でも、バイオの世界では、上場を急ぐよりも「エクイティストーリー」と呼ぶ事業展望を投資家によく説明し、定着させることを優先すべきだ、と考えた。自然に考えれば、それが一番、宝のためになる、と思う。持ち株会社化の準備を進める宝を訪ねるたびに、それを訴える。そして、まずはタカラバイオ株の上場ではなく、機関投資家への第三者割当増資を先行させ、「エクイティストーリー」の浸透を図ることを提案する。

当時、いくつもの証券会社が、早期上場の案を持っていっていたようだ。自分たちの提案は、はた目には、まどろっこしく映っただろう。でも、宝は、受け入れてくれた。2003年10月、第三者割当増資が実施される。そのとき、もう東京本社の企業金融担当取締役へ転じていたが、京都を離れるまで「全てはお客様の為に」の思いで通い続けたことが、結実した。1年2カ月後、タカラバイオ株は東証マザーズ市場へ上場される。

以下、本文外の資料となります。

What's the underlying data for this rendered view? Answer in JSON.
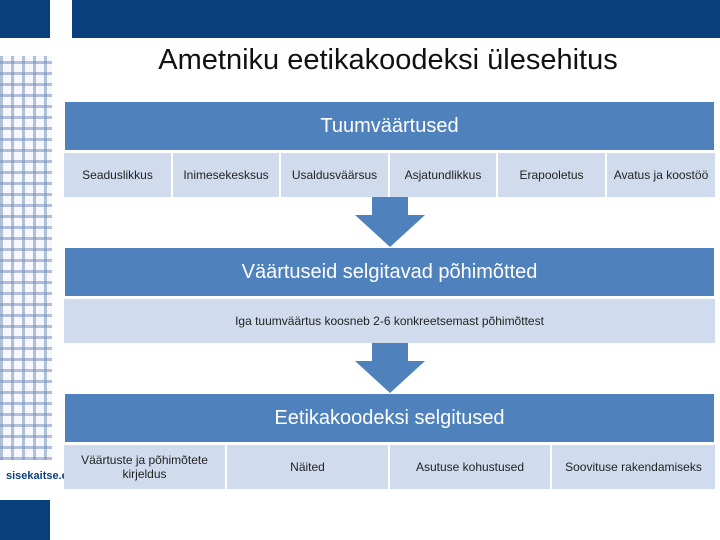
{
  "title": "Ametniku eetikakoodeksi ülesehitus",
  "brand": "sisekaitse.ee",
  "levels": [
    {
      "header": "Tuumväärtused",
      "cells": [
        "Seaduslikkus",
        "Inimesekesksus",
        "Usaldusväärsus",
        "Asjatundlikkus",
        "Erapooletus",
        "Avatus ja koostöö"
      ]
    },
    {
      "header": "Väärtuseid selgitavad põhimõtted",
      "cells": [
        "Iga tuumväärtus koosneb 2-6 konkreetsemast põhimõttest"
      ]
    },
    {
      "header": "Eetikakoodeksi selgitused",
      "cells": [
        "Väärtuste ja põhimõtete kirjeldus",
        "Näited",
        "Asutuse kohustused",
        "Soovituse rakendamiseks"
      ]
    }
  ],
  "colors": {
    "brand_navy": "#0a3f7d",
    "header_blue": "#4f81bd",
    "cell_light": "#d0dcee"
  }
}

京都では、エレクトロニクス企業の買収案件も、手伝った。こちらも、自然体で接したのが、よかったのだろう。ロータリークラブの会合で、たまたま、その企業の会長と隣の席になった。それがきっかけで親しくなり、飲みにも連れていってもらう。会長はいろいろと考えていた時期で、支店の部下に経営戦略の提案書をつくらせたら、ぴたっとはまったらしい。資金調達などのまとめ役を務める主幹事証券に、選んでくれた。

京都支店は92年夏から3年近く、営業課長席にいたこともあり、思い出深い。いまでも京都へいく機会があると、うれしくなる。第二の故郷のようで、社内には「京都出身」と勘違いしている人もいる。

実は、京都支店長を内示されたとき、人事担当役員のところへいって、取り消しを求めた。入社して以来、自ら希望した異動は、1つもない。人事とは、そういうものだ、と思う。ただ、このときだけは「こんな人事、撤回してくれ」と言った。個人客向け営業が大半の岡山支店長から本社の事業法人部へ転勤し、転職したような大変化に苦労した。やっと慣れ、「この世界でも、何とか生きていけるかな」と思い始めた矢先に、京都へいけと言われた。役員への登竜門となっていた役職だけに、人事担当役員は驚き、「断るなんて、あり得ない」のひと言で片づけた。